Output: Refactoring plan with current state analysis, proposed architecture, migration strategy, and validation criteria.
Validation Criteria
After consolidation, verify:
- No duplicate code blocks (exact or near-duplicates)
- Files under size limits (<500 LOC)
- Functions under complexity limits (<50 LOC)

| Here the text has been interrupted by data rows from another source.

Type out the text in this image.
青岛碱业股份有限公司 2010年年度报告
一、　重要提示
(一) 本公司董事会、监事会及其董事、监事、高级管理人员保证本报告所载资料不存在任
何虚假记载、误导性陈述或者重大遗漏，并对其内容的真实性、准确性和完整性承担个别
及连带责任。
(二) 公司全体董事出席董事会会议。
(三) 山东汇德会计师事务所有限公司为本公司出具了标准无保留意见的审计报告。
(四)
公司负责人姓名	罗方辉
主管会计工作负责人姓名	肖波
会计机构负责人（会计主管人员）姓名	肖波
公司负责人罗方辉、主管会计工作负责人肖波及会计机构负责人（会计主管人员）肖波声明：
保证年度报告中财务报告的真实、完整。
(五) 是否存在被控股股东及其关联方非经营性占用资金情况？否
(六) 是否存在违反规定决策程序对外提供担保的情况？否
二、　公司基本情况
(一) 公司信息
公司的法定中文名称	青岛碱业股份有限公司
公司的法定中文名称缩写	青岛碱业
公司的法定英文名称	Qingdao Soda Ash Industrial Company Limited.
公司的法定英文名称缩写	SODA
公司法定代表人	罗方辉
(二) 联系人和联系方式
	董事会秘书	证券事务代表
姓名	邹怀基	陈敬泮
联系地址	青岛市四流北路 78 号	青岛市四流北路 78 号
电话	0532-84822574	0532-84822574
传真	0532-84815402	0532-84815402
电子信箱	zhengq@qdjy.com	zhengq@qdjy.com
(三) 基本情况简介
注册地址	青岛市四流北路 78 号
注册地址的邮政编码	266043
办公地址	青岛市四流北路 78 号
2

- Test coverage maintained or improved
- All tests passing
- No new linter warnings
- Documentation updated
- Performance not degraded
Meta-Learning
Track consolidation effectiveness:
Metrics to Monitor
- LOC reduction from consolidation
- Time to implement new features (should decrease)
- Bug rate (should decrease)
- Test coverage (should increase)
- Onboarding time for new developers (should decrease)
Improvement Patterns
- Which types of duplication are most common
- Which refactoring patterns provide most value
- Optimal timing for consolidation (before vs. during feature work)
- Balance between consolidation and feature delivery
Summary
The Codebase Consolidation skill provides:
- Comprehensive Analysis: 8 dimensions covering all aspects of code quality
- Actionable Insights: Prioritized recommendations with effort estimates
- Multiple Perspectives: Architect, developer, and product views
- Progressive Disclosure: Summary reports with detailed references
- Integration: Works with other skills for complete workflow
- Best Practices: Based on 2025 industry standards and latest research
Use when you need deep understanding of codebase structure, want to identify improvement opportunities, or need to create comprehensive documentation for team alignment.